To all the people saying "it's not possible because you have more possible paths than integers to store them in": no. The poster never specified an implementation language; some languages support arbitrary-length integers. Python, for example.
Say we take the 32,000 character paths as the limit mentioned in one of the other comments. If we have 256 different characters to use with paths we get:
Python 2.5.1 (r251:54863, May 18 2007, 16:56:43)

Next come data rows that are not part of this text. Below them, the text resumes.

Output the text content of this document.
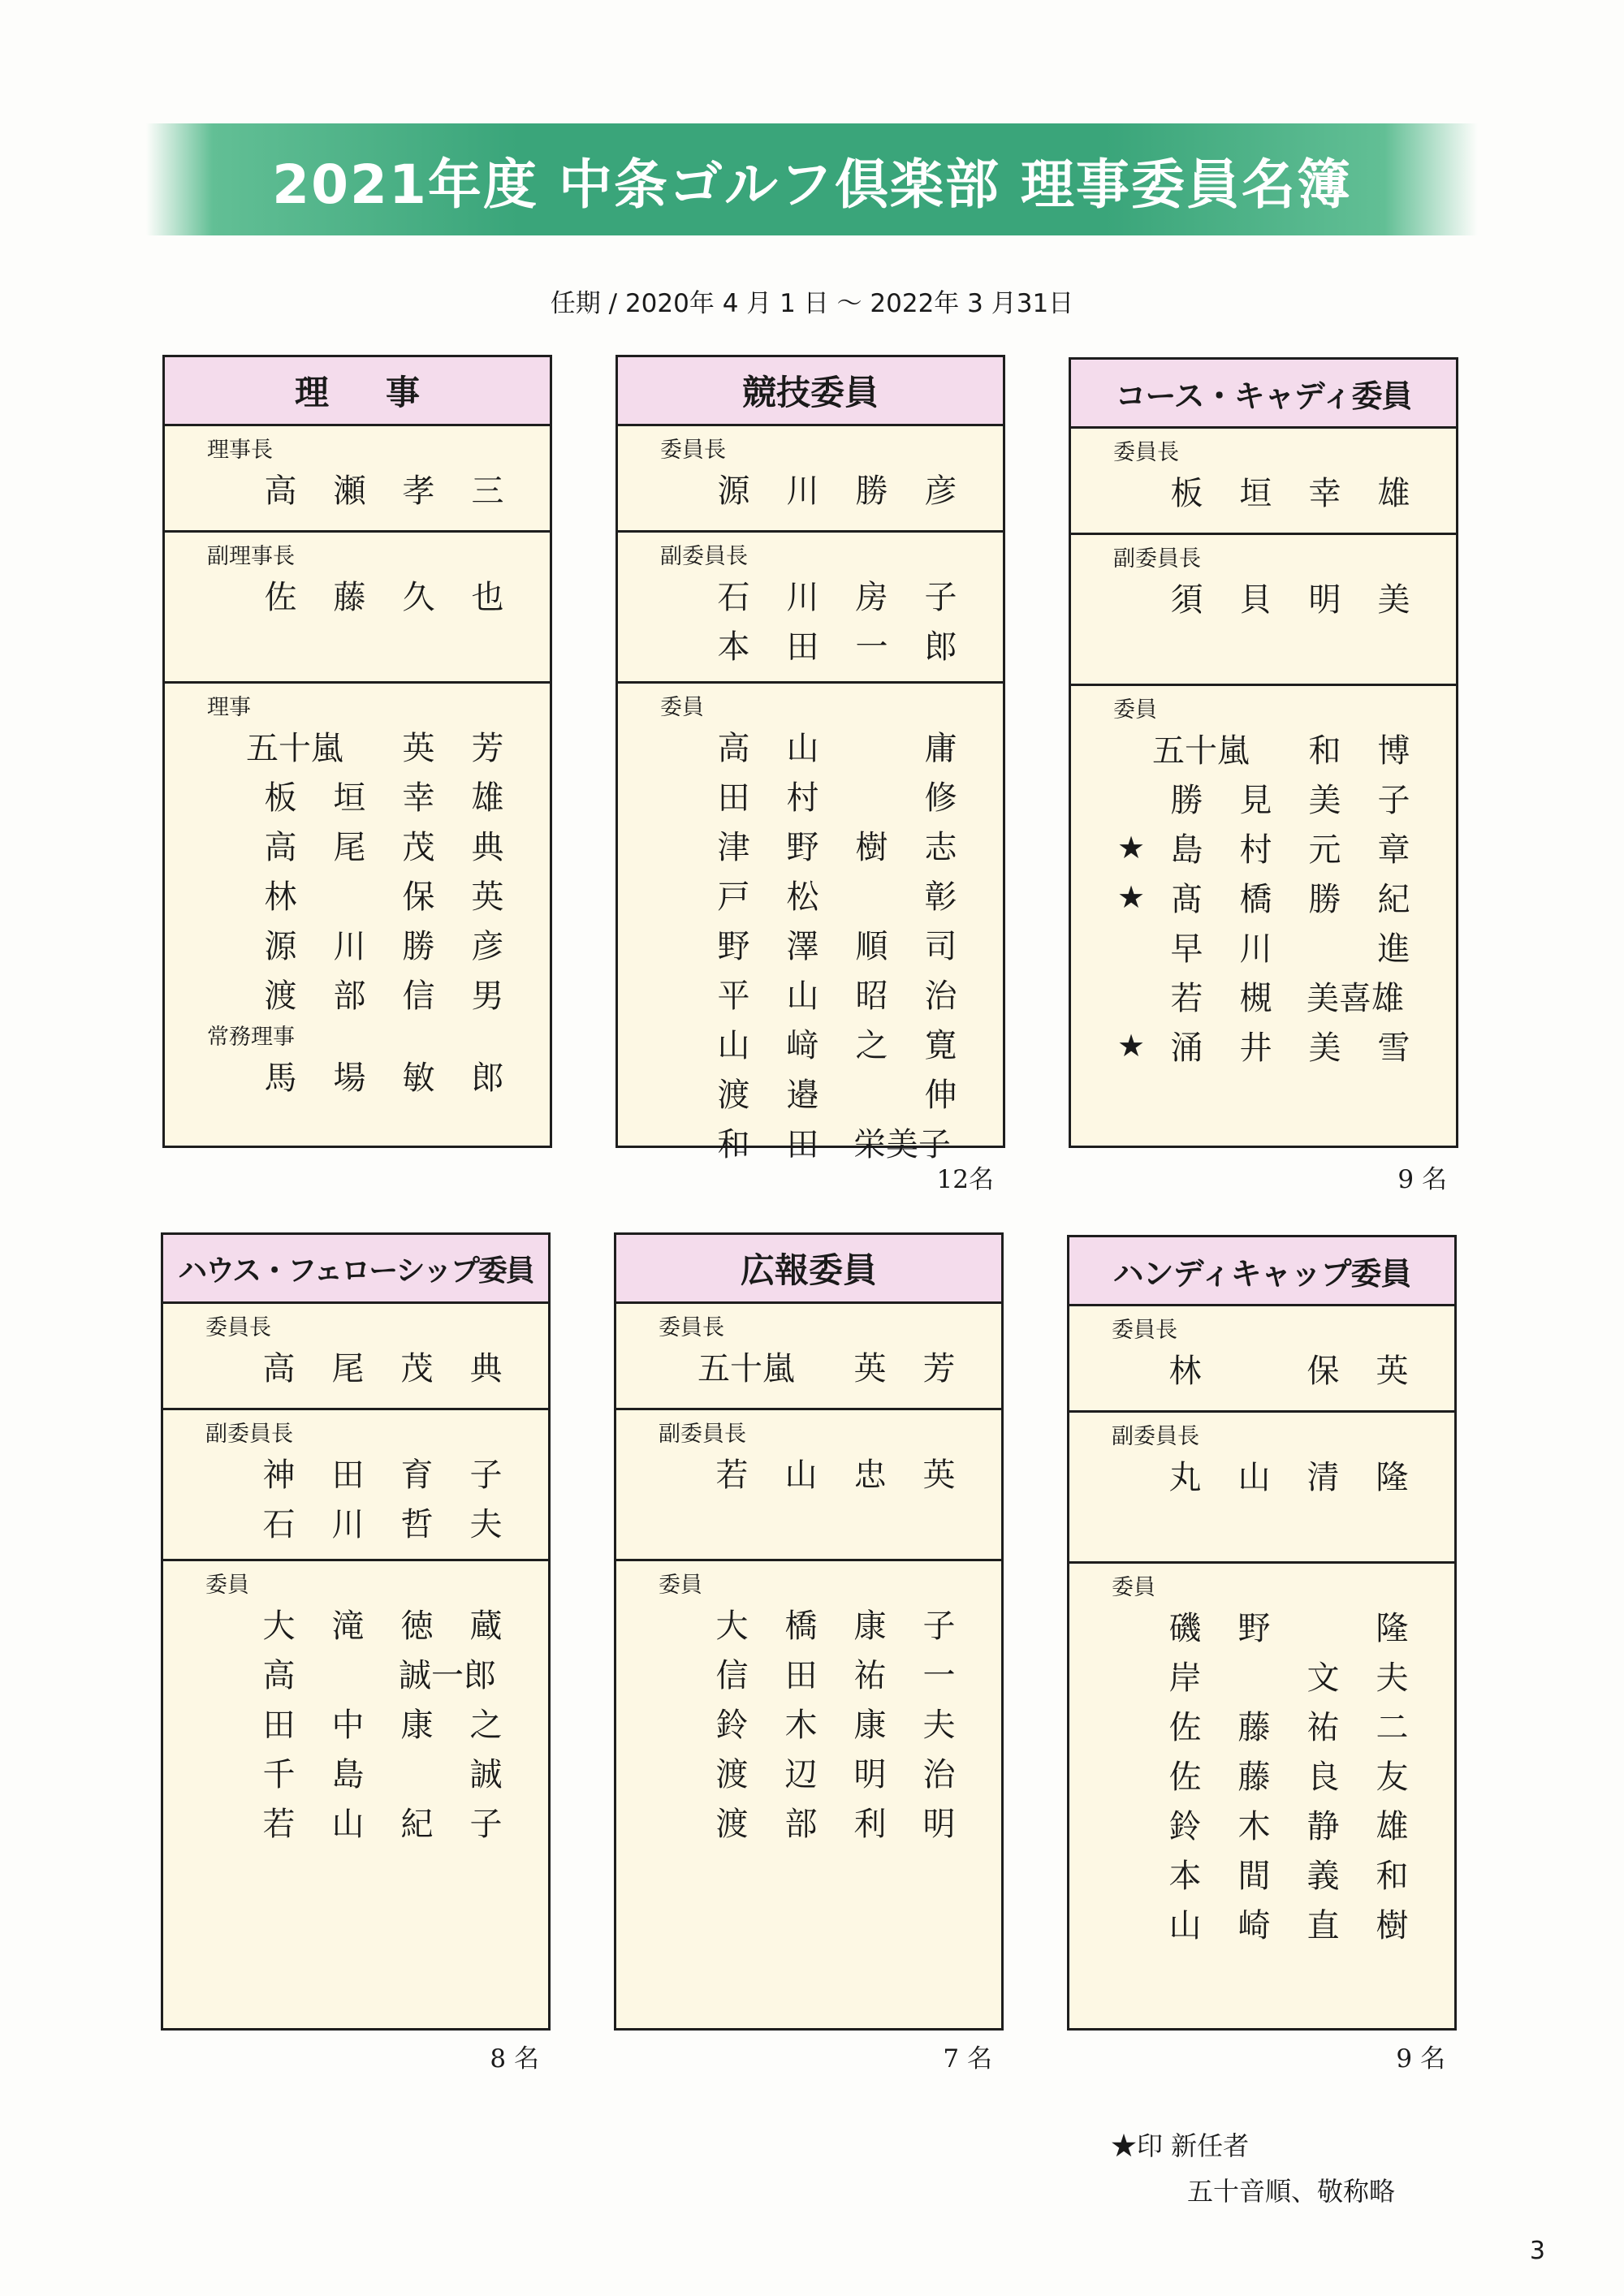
2021年度 中条ゴルフ倶楽部 理事委員名簿
任期 / 2020年 4 月 1 日 〜 2022年 3 月31日
理事
理事長
高	瀬	孝	三
副理事長
佐	藤	久	也
理事
五十嵐	英	芳
板	垣	幸	雄
高	尾	茂	典
林	保	英
源	川	勝	彦
渡	部	信	男
常務理事
馬	場	敏	郎
競技委員
委員長
源	川	勝	彦
副委員長
石	川	房	子
本	田	一	郎
委員
高	山	庸
田	村	修
津	野	樹	志
戸	松	彰
野	澤	順	司
平	山	昭	治
山	﨑	之	寛
渡	邉	伸
和	田	栄美子
12名
コース・キャディ委員
委員長
板	垣	幸	雄
副委員長
須	貝	明	美
委員
五十嵐	和	博
勝	見	美	子
★ 島	村	元	章
★ 髙	橋	勝	紀
早	川	進
若	槻	美喜雄
★ 涌	井	美	雪
9 名
ハウス・フェローシップ委員
委員長
高	尾	茂	典
副委員長
神	田	育	子
石	川	哲	夫
委員
大	滝	徳	蔵
高	誠一郎
田	中	康	之
千	島	誠
若	山	紀	子
8 名
広報委員
委員長
五十嵐	英	芳
副委員長
若	山	忠	英
委員
大	橋	康	子
信	田	祐	一
鈴	木	康	夫
渡	辺	明	治
渡	部	利	明
7 名
ハンディキャップ委員
委員長
林	保	英
副委員長
丸	山	清	隆
委員
磯	野	隆
岸	文	夫
佐	藤	祐	二
佐	藤	良	友
鈴	木	静	雄
本	間	義	和
山	崎	直	樹
9 名
★印 新任者
五十音順、敬称略
3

[GCC 3.4.4 (cygming special, gdc 0.12, using dmd 0.125)] on cygwin
Type "help", "copyright", "credits" or "license" for more information.
>>> 32000L**256L
20815864389328798163850480654728171077230524494533409610638224700807216119346720596024478883464648369684843227908562015582767132496646929816279813211354641525848259018778440691546366699323167100945918841095379622423387354295096957733925002768876520583464697770622321657076833170056511209332449663781837603694136444406281042053396870977465916057756101739472373801429441421111406337458176000000000000000000000000000000000000000000000000000000000000000000000000000000000000000000000000000000000000000000000000000000000000000000000000000000000000000000000000000000000000000000000000000000000000000000000000000000000000000000000000000000000000000000000000000000000000000000000000000000000000000000000000000000000000000000000000000000000000000000000000000000000000000000000000000000000000000000000000000000000000000000000000000000000000000000000000000000000000000000000000000000000000000000000000000000000000000000000000000000000000000000000000000000000000000000000000000000000000000000000000000000000000000000000000000000000000000000000000000000000000000000000000000000000000000000000000000000000000000000000000000000000000000000000000000000000000000000000000L
>>>
Notice how Python represents that just fine? Yes, there's probably a better way to do it, but that doesn't mean it's impossible.
EDIT: rjack pointed out that it's actually 256^32000, not the other way around. Python still handles it just fine. The performance may leave something to be desired, but saying it's mathematically impossible is wrong.